Boswell advises caution when it comes to aggressive dogs. Never challenge an aggressive dog, she said, noting that the best thing to do is to avoid making eye contact and back away if possible

Boswell recommends adults have youngsters play inside instead of outside and residents who walk for exercise find a new location when they know aggressive dogs are in an area. “It’s better to be safe than sorry,” she said.

The city’s animal control officers drop off injured or diseased animals and animals involved in animal cruelty cases at the Mississippi Animal Rescue League because the Jackson animal shelter in west Jackson was closed in October 2021 due to lack of running water and other issues.

The city’s animal control services are merely re-active and not pro-active as they should also be, Boswell said.

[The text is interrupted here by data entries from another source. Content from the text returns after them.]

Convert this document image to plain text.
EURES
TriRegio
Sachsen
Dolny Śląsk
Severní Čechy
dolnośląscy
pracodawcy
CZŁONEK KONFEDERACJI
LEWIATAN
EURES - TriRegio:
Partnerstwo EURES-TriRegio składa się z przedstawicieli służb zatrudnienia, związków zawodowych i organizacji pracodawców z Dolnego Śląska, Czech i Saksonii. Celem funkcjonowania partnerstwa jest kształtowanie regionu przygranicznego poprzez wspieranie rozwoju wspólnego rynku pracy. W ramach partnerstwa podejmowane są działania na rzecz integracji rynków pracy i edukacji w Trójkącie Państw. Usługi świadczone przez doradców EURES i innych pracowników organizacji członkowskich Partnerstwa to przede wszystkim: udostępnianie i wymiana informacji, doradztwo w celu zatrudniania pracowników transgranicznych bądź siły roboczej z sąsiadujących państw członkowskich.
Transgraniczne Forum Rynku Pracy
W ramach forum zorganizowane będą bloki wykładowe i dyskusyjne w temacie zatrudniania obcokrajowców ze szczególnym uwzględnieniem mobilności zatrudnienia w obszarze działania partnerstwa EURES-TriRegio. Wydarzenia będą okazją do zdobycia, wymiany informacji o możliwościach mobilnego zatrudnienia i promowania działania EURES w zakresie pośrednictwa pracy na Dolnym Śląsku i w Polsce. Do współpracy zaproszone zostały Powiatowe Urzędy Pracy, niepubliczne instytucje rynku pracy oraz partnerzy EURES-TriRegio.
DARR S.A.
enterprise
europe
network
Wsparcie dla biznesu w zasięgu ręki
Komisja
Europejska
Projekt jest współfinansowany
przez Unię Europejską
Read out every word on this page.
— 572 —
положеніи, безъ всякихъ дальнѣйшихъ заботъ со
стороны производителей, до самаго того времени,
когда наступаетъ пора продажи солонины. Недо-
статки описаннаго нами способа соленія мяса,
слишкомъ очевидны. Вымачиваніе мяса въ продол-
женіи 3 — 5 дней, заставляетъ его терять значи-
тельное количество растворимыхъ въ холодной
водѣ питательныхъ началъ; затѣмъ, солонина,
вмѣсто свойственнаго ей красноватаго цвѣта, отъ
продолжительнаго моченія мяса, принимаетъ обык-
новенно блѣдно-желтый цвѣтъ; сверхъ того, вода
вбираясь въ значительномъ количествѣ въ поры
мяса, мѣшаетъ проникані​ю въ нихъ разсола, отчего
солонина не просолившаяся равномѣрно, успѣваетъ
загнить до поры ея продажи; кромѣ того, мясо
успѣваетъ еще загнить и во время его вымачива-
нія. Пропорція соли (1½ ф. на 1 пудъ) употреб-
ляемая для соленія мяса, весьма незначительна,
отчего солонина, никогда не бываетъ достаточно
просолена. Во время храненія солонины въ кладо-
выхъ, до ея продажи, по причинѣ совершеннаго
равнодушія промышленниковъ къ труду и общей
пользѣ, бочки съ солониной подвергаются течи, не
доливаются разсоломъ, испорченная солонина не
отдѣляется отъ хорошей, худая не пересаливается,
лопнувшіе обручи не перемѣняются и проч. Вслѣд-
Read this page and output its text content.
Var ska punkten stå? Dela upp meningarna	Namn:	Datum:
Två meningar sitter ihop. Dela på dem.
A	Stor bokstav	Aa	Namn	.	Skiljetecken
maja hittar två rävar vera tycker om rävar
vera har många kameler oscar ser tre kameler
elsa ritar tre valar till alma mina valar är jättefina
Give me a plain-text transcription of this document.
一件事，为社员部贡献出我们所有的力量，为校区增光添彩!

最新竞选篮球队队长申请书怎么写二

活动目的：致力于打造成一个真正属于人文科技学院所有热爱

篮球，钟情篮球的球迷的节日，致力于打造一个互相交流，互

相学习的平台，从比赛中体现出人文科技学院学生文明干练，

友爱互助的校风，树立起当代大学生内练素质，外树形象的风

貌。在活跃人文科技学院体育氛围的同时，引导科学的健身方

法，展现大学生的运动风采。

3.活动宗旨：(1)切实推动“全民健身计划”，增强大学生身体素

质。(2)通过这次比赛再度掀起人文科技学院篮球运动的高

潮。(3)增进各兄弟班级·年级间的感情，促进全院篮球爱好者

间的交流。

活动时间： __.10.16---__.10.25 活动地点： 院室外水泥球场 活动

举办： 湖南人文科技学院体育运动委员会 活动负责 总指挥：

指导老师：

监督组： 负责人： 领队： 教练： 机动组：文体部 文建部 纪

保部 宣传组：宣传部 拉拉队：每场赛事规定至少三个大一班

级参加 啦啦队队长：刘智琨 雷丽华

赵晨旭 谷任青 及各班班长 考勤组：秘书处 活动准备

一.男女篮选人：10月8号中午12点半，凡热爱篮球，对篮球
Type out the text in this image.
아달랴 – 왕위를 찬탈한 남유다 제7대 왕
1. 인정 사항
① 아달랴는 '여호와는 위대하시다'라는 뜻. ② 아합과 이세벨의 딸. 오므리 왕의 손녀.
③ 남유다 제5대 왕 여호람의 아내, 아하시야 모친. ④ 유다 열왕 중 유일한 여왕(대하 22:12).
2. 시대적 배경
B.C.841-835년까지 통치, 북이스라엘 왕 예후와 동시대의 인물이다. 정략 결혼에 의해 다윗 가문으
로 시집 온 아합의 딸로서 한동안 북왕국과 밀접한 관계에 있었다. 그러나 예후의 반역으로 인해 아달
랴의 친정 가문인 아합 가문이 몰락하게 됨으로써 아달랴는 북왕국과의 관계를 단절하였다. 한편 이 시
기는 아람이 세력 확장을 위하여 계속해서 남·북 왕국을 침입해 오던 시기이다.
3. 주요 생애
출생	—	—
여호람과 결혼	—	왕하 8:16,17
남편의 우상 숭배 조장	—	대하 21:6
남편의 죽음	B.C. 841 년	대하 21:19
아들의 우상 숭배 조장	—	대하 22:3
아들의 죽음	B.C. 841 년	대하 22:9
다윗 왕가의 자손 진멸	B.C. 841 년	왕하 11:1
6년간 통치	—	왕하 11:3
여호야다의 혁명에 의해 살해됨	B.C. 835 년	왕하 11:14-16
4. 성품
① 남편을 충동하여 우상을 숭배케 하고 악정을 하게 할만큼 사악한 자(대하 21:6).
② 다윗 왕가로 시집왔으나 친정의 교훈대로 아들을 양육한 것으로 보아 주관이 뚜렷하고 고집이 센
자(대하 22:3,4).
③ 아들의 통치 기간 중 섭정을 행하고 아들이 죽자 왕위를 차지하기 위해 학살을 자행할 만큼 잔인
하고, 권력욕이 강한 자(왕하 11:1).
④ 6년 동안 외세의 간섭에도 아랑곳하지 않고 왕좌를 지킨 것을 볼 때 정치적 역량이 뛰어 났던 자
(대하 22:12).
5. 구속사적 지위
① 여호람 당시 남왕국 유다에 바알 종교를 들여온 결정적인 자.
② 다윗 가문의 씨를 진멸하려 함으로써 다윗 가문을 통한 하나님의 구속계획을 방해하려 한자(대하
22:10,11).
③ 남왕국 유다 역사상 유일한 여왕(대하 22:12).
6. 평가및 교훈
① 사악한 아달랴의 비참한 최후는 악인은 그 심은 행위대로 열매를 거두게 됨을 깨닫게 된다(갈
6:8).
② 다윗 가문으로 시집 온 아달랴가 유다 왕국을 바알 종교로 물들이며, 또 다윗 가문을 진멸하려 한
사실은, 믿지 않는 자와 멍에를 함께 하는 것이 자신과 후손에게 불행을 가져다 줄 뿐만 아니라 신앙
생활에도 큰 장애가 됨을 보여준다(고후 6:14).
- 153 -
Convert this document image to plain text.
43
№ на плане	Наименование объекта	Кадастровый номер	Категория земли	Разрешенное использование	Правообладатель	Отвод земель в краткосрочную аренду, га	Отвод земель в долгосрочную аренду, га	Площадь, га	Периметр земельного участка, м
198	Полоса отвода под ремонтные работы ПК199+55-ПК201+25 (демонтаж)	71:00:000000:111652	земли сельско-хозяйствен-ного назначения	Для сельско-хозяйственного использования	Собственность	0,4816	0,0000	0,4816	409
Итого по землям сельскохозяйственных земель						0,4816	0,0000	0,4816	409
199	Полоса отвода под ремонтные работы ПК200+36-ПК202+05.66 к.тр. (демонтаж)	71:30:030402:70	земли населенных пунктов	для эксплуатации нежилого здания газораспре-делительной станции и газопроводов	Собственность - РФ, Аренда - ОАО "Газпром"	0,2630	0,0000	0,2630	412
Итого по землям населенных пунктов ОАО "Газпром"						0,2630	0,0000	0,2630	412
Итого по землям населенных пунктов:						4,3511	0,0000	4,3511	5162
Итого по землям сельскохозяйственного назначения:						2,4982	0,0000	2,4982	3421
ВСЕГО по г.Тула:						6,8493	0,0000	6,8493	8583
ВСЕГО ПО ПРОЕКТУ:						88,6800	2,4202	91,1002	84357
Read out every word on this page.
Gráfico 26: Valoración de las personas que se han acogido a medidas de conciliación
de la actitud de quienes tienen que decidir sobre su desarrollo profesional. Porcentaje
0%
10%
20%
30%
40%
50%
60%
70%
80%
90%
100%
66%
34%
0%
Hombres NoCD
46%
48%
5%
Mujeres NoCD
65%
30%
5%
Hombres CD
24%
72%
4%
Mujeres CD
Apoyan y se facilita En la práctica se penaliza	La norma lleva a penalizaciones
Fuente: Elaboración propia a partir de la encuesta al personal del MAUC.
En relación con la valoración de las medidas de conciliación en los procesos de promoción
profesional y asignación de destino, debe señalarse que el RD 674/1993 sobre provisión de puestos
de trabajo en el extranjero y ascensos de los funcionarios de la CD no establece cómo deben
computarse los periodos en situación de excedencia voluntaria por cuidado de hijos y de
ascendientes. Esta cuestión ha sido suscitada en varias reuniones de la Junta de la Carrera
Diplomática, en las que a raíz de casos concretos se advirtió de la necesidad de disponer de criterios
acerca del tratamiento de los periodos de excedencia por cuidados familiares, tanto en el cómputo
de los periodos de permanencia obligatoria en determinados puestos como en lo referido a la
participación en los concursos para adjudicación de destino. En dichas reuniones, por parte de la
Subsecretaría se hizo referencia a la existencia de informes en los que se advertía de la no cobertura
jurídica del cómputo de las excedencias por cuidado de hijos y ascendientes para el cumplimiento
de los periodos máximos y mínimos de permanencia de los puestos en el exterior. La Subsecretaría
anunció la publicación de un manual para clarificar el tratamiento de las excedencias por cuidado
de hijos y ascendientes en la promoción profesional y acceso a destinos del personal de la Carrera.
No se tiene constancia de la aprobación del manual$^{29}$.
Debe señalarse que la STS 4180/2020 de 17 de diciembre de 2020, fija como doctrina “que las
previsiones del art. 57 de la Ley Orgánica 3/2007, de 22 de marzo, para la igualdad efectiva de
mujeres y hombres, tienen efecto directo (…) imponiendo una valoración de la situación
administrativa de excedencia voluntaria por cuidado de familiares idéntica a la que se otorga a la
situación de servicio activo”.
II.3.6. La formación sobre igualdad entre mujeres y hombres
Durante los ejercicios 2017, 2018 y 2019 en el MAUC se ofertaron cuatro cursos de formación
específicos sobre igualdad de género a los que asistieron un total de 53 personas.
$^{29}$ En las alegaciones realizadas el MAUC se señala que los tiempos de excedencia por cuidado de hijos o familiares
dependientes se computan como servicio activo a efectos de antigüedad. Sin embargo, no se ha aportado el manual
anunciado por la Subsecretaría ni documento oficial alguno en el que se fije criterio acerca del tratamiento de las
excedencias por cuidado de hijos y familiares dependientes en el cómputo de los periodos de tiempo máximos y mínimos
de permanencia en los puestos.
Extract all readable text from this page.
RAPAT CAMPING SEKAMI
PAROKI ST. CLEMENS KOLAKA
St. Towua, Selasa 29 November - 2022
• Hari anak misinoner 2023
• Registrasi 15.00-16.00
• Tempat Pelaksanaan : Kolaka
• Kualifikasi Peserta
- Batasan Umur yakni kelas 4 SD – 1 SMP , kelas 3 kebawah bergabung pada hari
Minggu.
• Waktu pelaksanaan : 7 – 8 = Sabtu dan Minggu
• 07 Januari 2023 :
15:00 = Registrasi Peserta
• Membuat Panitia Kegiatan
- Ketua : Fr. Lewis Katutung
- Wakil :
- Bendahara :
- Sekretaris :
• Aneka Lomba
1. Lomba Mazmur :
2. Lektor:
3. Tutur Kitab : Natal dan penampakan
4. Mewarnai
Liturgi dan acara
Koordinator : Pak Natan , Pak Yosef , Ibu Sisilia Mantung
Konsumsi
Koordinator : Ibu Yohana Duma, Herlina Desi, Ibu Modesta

Best Friends, a nonprofit, national animal welfare organization, has offered to provide help with some of the repairs and operation of the Jackson animal shelter and has had several meetings with city representatives about the offer, which amounts to $100,000 to $300,000 in free services.

Louis P. Wright, chief administrative officer for the city of Jackson, said the city must work out details with Best Friends but “it looks promising” that the city might accept the organization’s offer of help.

Buttercup’s recovery is encouraging, although she can’t yet jump in the van like she once did or pull a cart, Potts said.

“Everybody in the neighborhood loves Buttercup,” Potts said, noting that children often hang out windows of passing cars to shout hello to her and guests at a nearby Airbnb are pleasantly surprised to see her when they take a walk.

A few blocks away from the Potts and Buttercup, Tracy Crosby and her husband, Nick Hunter, awaited the return of Solomon, their 10-year-old cat.”

Crosby said she chased away four big dogs who were terrorizing Solomon when he was outside on their patio several weeks ago.

“An aggressive dog returned to their carport on May 11 and that’s when Solomon went missing, Crosby said.

The good news is Solomon is back home, safe with his owners.